KEIアドバンスの取材チームは、プロジェクトを主導する研究者のお二人にインタビューを行ない、今回の調査の成果と意義について聞いた。


【インタビューした方々】

林寛平(はやし・かんぺい)
・信州大学大学院教育学研究科准教授、ウプサラ大学教育学部客員研究員。専門は比較教育学、教育行政学。編著書に『未来をつかむ学級経営:学級のリアル・ロマン・キボウ』(学文社、2016)など。

中田麗子(なかた・れいこ)
・信州大学大学院教育学研究科研究員、ウプサラ大学およびオスロメトロポリタン大学客員研究員。専門は比較教育学、保育・幼児教育。編著書に『北欧の教育再発見――ウェルビーイングのための子育てと学び』(明石書店、2023)など。

公営塾研究プロジェクト https://publicjuku.com/
信州大学比較教育学研究室 https://shinshuedu.blogspot.com/


Q:「公営塾」はいつから始まり、どのように全国化したのでしょうか?

私たちの調査によれば、最初の公営塾は1993年に設置されています。沖縄県の最東端の島からなる北大東村の「なかよし塾」です。小3から中3までの児童・生徒が対象で、受講費は無料です。なお、北大東村には高校はありません。

なかよし塾 | 北大東村 (vill.kitadaito.okinawa.jp)

その後、2010年代に入ると、公営塾は急速に全国に広がり、2012年以降は毎年設立されています。

高校生を対象とした初の公営塾は、2010年にスタートした島根県海士町にある「隠岐國学習センター」です。

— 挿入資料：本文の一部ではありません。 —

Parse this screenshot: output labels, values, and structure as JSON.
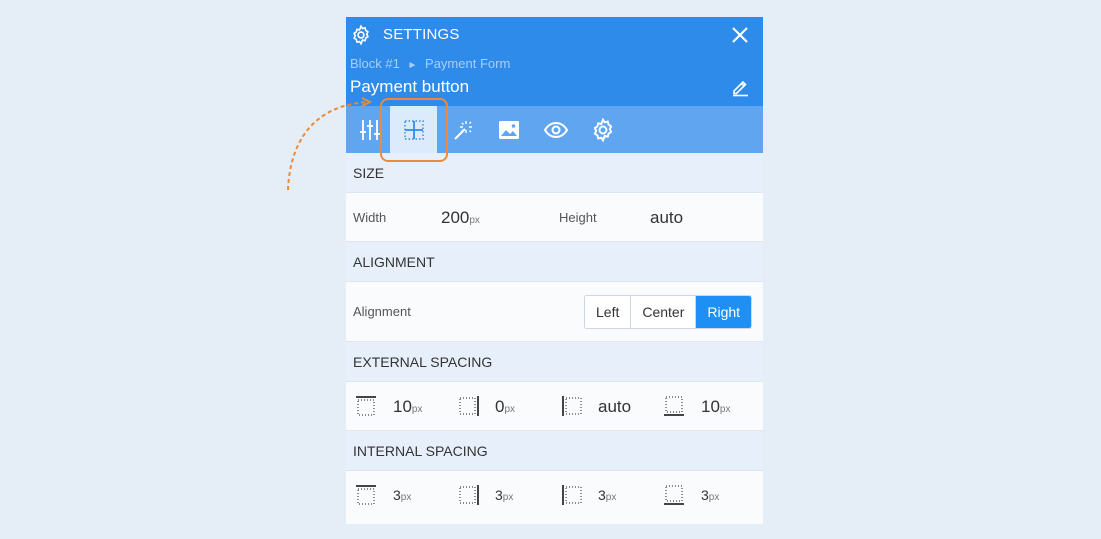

隠岐諸島は、本土から60km離れており、公立高校は県立隠岐島前高等学校1校しかありません。急速に進む高齢化と、若者の島外流出、地元高校の受験者数減少(および廃校の危機)という問題への対応策として、「隠岐島前教育魅力化プロジェクト」の一環として開設されました。 隠岐國学習センター (dozen.ed.jp)

「隠岐國学習センター」の事例はメディアで大きく取り上げられました。2015年には、この事例について書かれた書籍『未来を変えた島の学校』(岩波書店)が出版されたことで、全国的に知られることになり、公営塾拡大のきっかけにもなりました。